Observability
What to observe
- Controller manager: reconciliation decisions, scheduling, and workflow orchestration for Promises and Resources.
- Workflows: pipeline Jobs/Pods for Promise and Resource workflows.
- CRD status and events: conditions and status fields for Promises, Resources, Work, and WorkPlacement.
- Health Records: CRDs that drive health status updates on Resources.
Logs
Kratix logs are emitted by the controller manager and by workflow pipeline pods.
The controller manager runs in the kratix-platform-system namespace. You can
control log verbosity and format via the logging settings in the
Kratix Config.
When structured logging is enabled, the controller emits JSON logs so you can
parse and route logs programmatically. Example:
{"level":"info","ts":"2025-05-07T15:46:59Z","logger":"controllers.Promise","msg":"reconciliation finished","controller":"promise","name":"webapp","generation":1,"severity":"info","duration":0.023759875}
Common fields to expect:
ts: RFC3339 timestamp.level/severity: log level (info, warning, debug, trace).logger: source logger (often controller-specific).msg: human-readable message.controller: controller name (e.g.promise,resource).name/namespace: object identifiers (when applicable).generation: object generation reconciled.duration: operation duration in seconds.
When structured logging is disabled, logs are emitted as human-readable text.
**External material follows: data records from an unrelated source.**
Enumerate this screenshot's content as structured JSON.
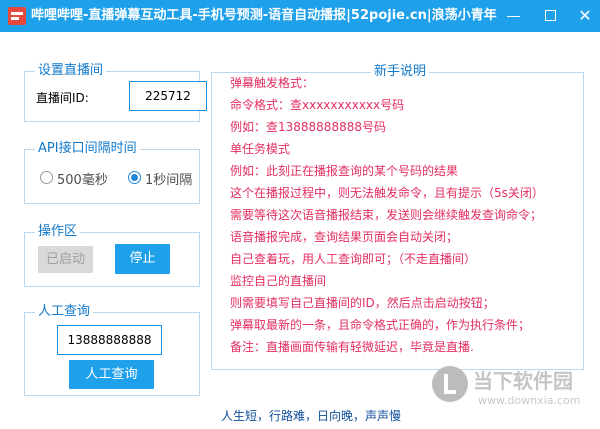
{
  "window": {
    "title": "哔哩哔哩-直播弹幕互动工具-手机号预测-语音自动播报|52pojie.cn|浪荡小青年",
    "minimize_glyph": "—",
    "maximize_glyph": "□",
    "close_glyph": "✕"
  },
  "live_room": {
    "legend": "设置直播间",
    "label": "直播间ID:",
    "value": "225712"
  },
  "api_interval": {
    "legend": "API接口间隔时间",
    "options": [
      {
        "label": "500毫秒",
        "checked": false
      },
      {
        "label": "1秒间隔",
        "checked": true
      }
    ]
  },
  "operations": {
    "legend": "操作区",
    "started_label": "已启动",
    "stop_label": "停止"
  },
  "manual_query": {
    "legend": "人工查询",
    "phone_value": "13888888888",
    "query_label": "人工查询"
  },
  "guide": {
    "legend": "新手说明",
    "lines": [
      "弹幕触发格式：",
      "命令格式：查xxxxxxxxxxx号码",
      "例如：查13888888888号码",
      "单任务模式",
      "例如：此刻正在播报查询的某个号码的结果",
      "这个在播报过程中，则无法触发命令，且有提示（5s关闭）",
      "需要等待这次语音播报结束，发送则会继续触发查询命令；",
      "语音播报完成，查询结果页面会自动关闭；",
      "自己查着玩，用人工查询即可；（不走直播间）",
      "监控自己的直播间",
      "则需要填写自己直播间的ID，然后点击启动按钮；",
      "弹幕取最新的一条，且命令格式正确的，作为执行条件；",
      "备注：直播画面传输有轻微延迟，毕竟是直播."
    ]
  },
  "footer": {
    "text": "人生短，行路难，日向晚，声声慢"
  },
  "watermark": {
    "text": "当下软件园",
    "url": "www.downxia.com"
  }
}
For workflow logs and common investigation steps, see Troubleshooting.
Probes
The controller manager Deployment configures liveness, readiness, and startup probes. Inspect them with:
kubectl -n kratix-platform-system describe deployment kratix-platform-controller-manager
- Readiness probe: if it fails, the pod is marked NotReady and Kubernetes stops routing traffic to it (e.g. Services remove the endpoint). Readiness can fail when the controller manager cannot serve its readiness endpoint, such as during startup or when the API client/cache is unhealthy.
- Liveness probe: if it fails, Kubernetes restarts the pod.
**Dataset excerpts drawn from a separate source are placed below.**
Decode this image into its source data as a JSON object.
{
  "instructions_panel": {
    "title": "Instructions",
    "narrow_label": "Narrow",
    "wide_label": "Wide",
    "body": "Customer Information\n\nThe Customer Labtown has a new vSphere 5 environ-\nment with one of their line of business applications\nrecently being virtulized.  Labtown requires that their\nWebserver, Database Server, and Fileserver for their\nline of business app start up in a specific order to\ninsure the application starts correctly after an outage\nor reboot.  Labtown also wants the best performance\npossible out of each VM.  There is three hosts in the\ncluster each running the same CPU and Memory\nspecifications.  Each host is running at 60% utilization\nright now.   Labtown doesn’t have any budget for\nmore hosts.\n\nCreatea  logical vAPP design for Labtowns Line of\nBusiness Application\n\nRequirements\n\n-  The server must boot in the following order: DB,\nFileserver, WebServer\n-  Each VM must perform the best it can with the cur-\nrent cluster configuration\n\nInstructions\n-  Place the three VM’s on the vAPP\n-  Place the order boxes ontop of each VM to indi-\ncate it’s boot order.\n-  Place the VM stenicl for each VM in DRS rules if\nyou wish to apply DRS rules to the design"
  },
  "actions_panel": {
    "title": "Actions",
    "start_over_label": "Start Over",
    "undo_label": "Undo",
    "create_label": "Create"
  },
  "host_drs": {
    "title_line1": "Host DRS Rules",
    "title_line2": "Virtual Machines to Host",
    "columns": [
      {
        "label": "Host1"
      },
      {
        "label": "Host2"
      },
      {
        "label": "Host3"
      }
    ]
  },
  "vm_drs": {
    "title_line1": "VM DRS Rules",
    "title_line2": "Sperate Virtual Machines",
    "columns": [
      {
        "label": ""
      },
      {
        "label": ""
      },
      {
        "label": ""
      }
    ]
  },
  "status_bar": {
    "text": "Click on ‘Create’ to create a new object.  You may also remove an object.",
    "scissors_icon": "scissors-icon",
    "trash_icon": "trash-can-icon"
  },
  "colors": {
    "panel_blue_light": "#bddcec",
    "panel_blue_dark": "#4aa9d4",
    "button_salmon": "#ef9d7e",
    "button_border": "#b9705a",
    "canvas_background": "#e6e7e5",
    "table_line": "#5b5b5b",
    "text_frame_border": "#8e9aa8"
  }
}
- Startup probe: gates liveness/readiness checks during startup; repeated failures cause a restart.
Metrics
Kratix exposes a Prometheus-compatible /metrics endpoint via the
kratix-platform-controller-manager-metrics-service Service in the
kratix-platform-system namespace. The metrics follow the default Kubebuilder
controller metrics set; see the
Kubebuilder metrics reference
for details.
Metrics worth watching early:
controller_runtime_reconcile_errors_total: reconciliation errors by controller.controller_runtime_reconcile_time_seconds: time per reconciliation.workqueue_depth: queue depth for reconcile work.workqueue_retries_total: retries on reconcile items.rest_client_requests_total: API request volume and errors by status code.
To scrape metrics with Prometheus, follow the metrics collection steps in the installing guides for your platform:
We are keen to hear which additional metrics would be useful in your environment.
Tracing (OpenTelemetry)
Kratix can export OpenTelemetry data when telemetry is enabled in the
Kratix Config. Configure the endpoint and
protocol to send data to your collector.
OpenTelemetry support is a newly released feature; we would love feedback and guidance on what signals and spans you would expect from Kratix.
Status, conditions, and events
Kratix surfaces workflow progress and outcomes via status conditions on Resources and related CRDs. Pipelines can also write status data back to Resources. See:
Use kubectl describe and kubectl get -o yaml to inspect conditions and events
while debugging.
Health checks
Health checks are represented by the HealthRecord CRD, which Kratix uses to
update the Resource Request status with health information.